Third) Netflex has over 230M subs... where do you get D+ being at that level? It's no where close.

Fourth) While D+ domestic lost subs, it was 0.06% loss. If you are beating the drum over less than 1% delta while Disney still works on converting all it's packages and migration from bundles... well then I think you're just predisposed to see the negative.
 

flynnibus

Premium Member
Disney company combined subs is close. At one time it was higher than Netflix but not sure if it currently is.
Screenshot 2023-08-10 at 6.24.36 PM.png


I mean, these aren't hard things to find... Adding Hulu + D+ is disingenuous for this discussion as Hulu is the legacy product with it's own base.
 

Trauma

Well-Known Member
First) Netflix added on the back of converting shared accounts to paid sharing - not really organic growth. And it's only 2.5%. They even call this out in their forecast where they see the bulk of their revenue growth next quarter coming from higher avg sub price (aka added sharing prices).

Second) You can't just dismiss the domestic/international split of D+'s reporting. Disney (mistakenly) has grouped these services together and is now paying the price. Expect further spinouts in the future to separate this stink even further.

Third) Netflex has over 230M subs... where do you get D+ being at that level? It's no where close.

Fourth) While D+ domestic lost subs, it was 0.06% loss.

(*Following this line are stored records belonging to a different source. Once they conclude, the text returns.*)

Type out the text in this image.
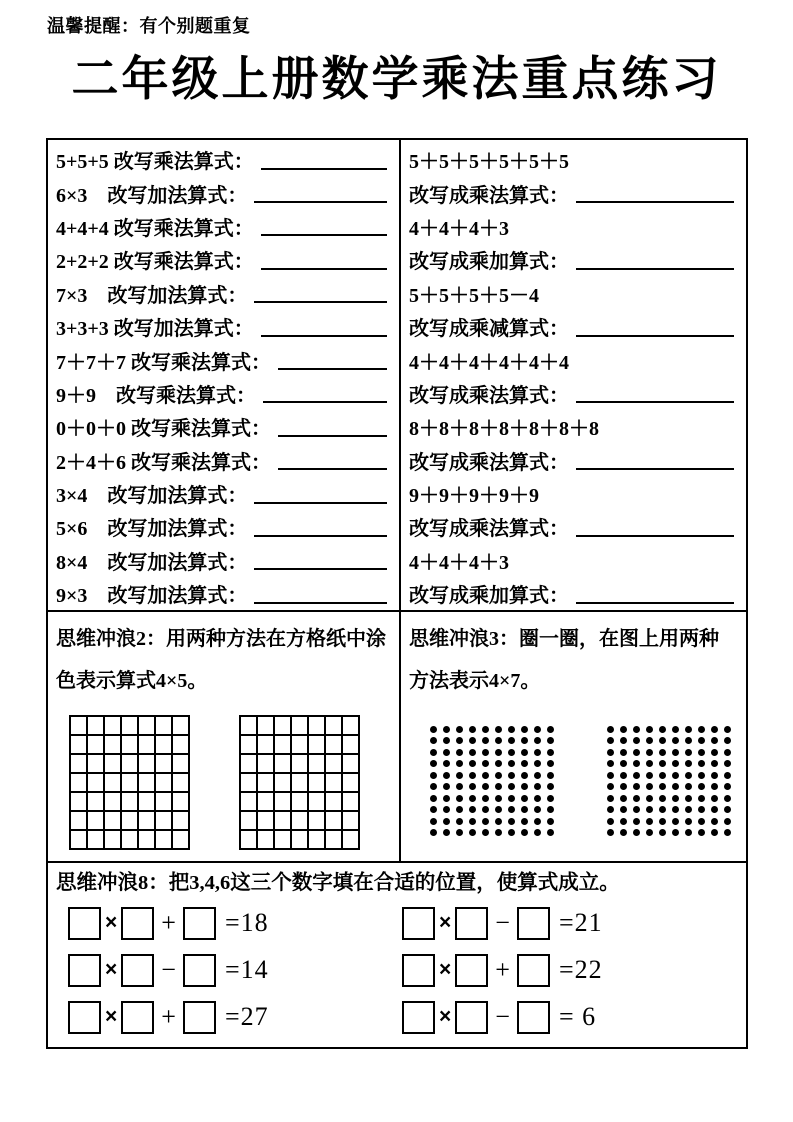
温馨提醒：有个别题重复
二年级上册数学乘法重点练习
5+5+5 改写乘法算式：
6×3　改写加法算式：
4+4+4 改写乘法算式：
2+2+2 改写乘法算式：
7×3　改写加法算式：
3+3+3 改写加法算式：
7＋7＋7 改写乘法算式：
9＋9　改写乘法算式：
0＋0＋0 改写乘法算式：
2＋4＋6 改写乘法算式：
3×4　改写加法算式：
5×6　改写加法算式：
8×4　改写加法算式：
9×3　改写加法算式：
5＋5＋5＋5＋5＋5
改写成乘法算式：
4＋4＋4＋3
改写成乘加算式：
5＋5＋5＋5－4
改写成乘减算式：
4＋4＋4＋4＋4＋4
改写成乘法算式：
8＋8＋8＋8＋8＋8＋8
改写成乘法算式：
9＋9＋9＋9＋9
改写成乘法算式：
4＋4＋4＋3
改写成乘加算式：
思维冲浪2：用两种方法在方格纸中涂色表示算式4×5。
思维冲浪3：圈一圈，在图上用两种方法表示4×7。
思维冲浪8：把3,4,6这三个数字填在合适的位置，使算式成立。
× + =18
× − =14
× + =27
× − =21
× + =22
× − = 6
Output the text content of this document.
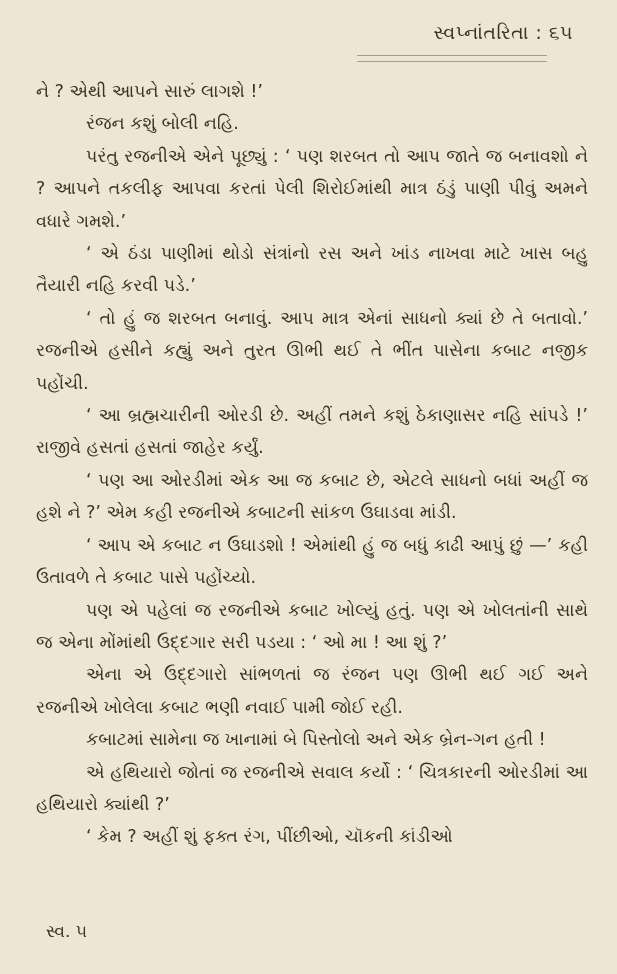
સ્વપ્નાંતરિતા : ૬૫

ને ? એથી આપને સારું લાગશે !’

રંજન કશું બોલી નહિ.

પરંતુ રજનીએ એને પૂછ્યું : ‘ પણ શરબત તો આપ જાતે જ બનાવશો ને ? આપને તકલીફ આપવા કરતાં પેલી શિરોઈમાંથી માત્ર ઠંડું પાણી પીવું અમને વધારે ગમશે.’

‘ એ ઠંડા પાણીમાં થોડો સંત્રાંનો રસ અને ખાંડ નાખવા માટે ખાસ બહુ તૈયારી નહિ કરવી પડે.’

‘ તો હું જ શરબત બનાવું. આપ માત્ર એનાં સાધનો ક્યાં છે તે બતાવો.’ રજનીએ હસીને કહ્યું અને તુરત ઊભી થઈ તે ભીંત પાસેના કબાટ નજીક પહોંચી.

‘ આ બ્રહ્મચારીની ઓરડી છે. અહીં તમને કશું ઠેકાણાસર નહિ સાંપડે !’ રાજીવે હસતાં હસતાં જાહેર કર્યું.

‘ પણ આ ઓરડીમાં એક આ જ કબાટ છે, એટલે સાધનો બધાં અહીં જ હશે ને ?’ એમ કહી રજનીએ કબાટની સાંકળ ઉઘાડવા માંડી.

‘ આપ એ કબાટ ન ઉઘાડશો ! એમાંથી હું જ બધું કાઢી આપું છું —’ કહી ઉતાવળે તે કબાટ પાસે પહોંચ્યો.

પણ એ પહેલાં જ રજનીએ કબાટ ખોલ્યું હતું. પણ એ ખોલતાંની સાથે જ એના મોંમાંથી ઉદ્દગાર સરી પડયા : ‘ ઓ મા ! આ શું ?’

એના એ ઉદ્દગારો સાંભળતાં જ રંજન પણ ઊભી થઈ ગઈ અને રજનીએ ખોલેલા કબાટ ભણી નવાઈ પામી જોઈ રહી.

કબાટમાં સામેના જ ખાનામાં બે પિસ્તોલો અને એક બ્રેન-ગન હતી !

એ હથિયારો જોતાં જ રજનીએ સવાલ કર્યો : ‘ ચિત્રકારની ઓરડીમાં આ હથિયારો ક્યાંથી ?’

‘ કેમ ? અહીં શું ફક્ત રંગ, પીંછીઓ, ચૉકની કાંડીઓ

સ્વ. ૫
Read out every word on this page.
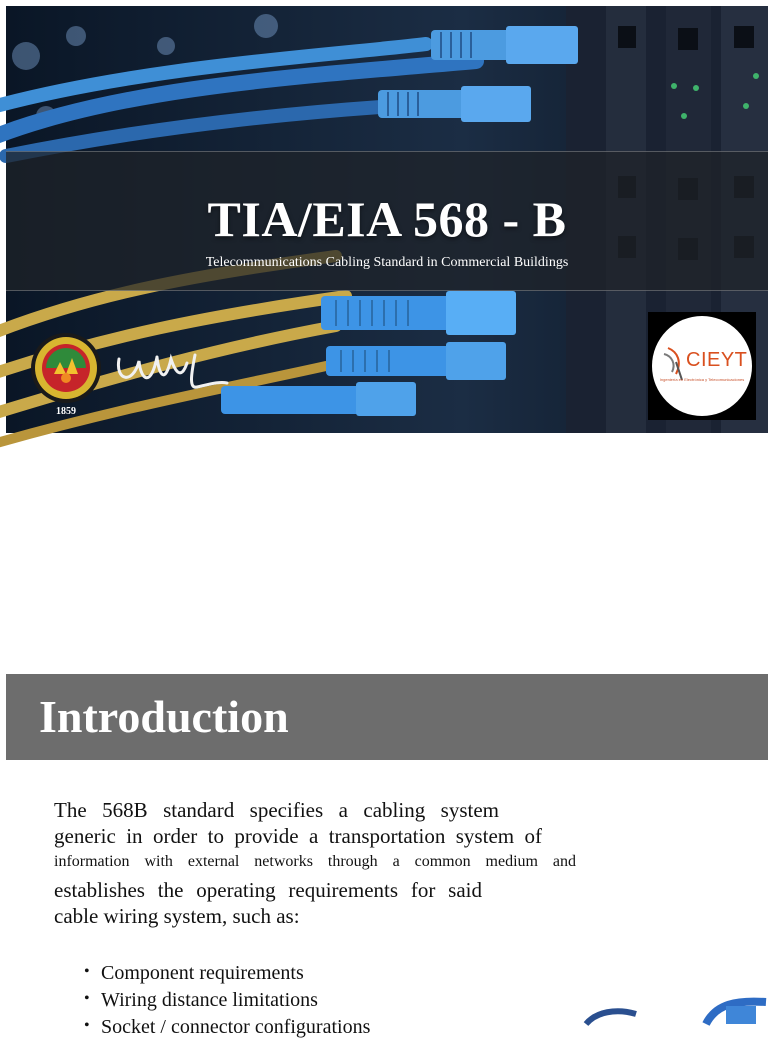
TIA/EIA 568 - B
Telecommunications Cabling Standard in Commercial Buildings
1859
CIEYT
Ingeniería en Electrónica y Telecomunicaciones
Introduction
The 568B standard specifies a cabling system
generic in order to provide a transportation system of
information with external networks through a common medium and
establishes the operating requirements for said
cable wiring system, such as:
• Component requirements
• Wiring distance limitations
• Socket / connector configurations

If you are beating the drum over less than 1% delta while Disney still works on converting all it's packages and migration from bundles... well then I think you're just predisposed to see the negative.
The same exact charlatan that said that Disney would hit 260 million subs in a couple years is now saying it will be profitable in a couple years.

I don’t need spin I need results.
 

TrainsOfDisney

Well-Known Member
View attachment 736732

I mean, these aren't hard things to find... Adding Hulu + D+ is disingenuous for this discussion as Hulu is the legacy product with it's own base.

“The Disney streaming service, comprised of Disney+, Hulu and ESPN+, reported 221 million customers at the end of its fiscal year third quarter of 2022, beating out Netflix's subscriber count of 220 million for the same period.” - Forbes
 

flynnibus

Premium Member

monothingie

Evil will always triumph, because good is dumb.
Premium Member
But their stock went up, and most analysts are stating the move toward profitability being the reason. You said sub counts were the only thing that mattered.
$DIS popped 2-3% after Iger came back too.

This report was at best a mixed bag. Perhaps you saw investors buying in on the cheap.

 

Sirwalterraleigh

Premium Member
$DIS popped 2-3% after Iger came back too.

This report was at best a mixed bag. Perhaps you saw investors buying in on the cheap.
It’s a mini pump and dump…this has happened numerous times over the last couple of years…it’s an easy way for the computers to make $5 a share.

Neither Disneys numbers…nor the overall economic numbers…are good this week

Ask yourself: why would a 2 year slide be corrected at all by these sorry numbers?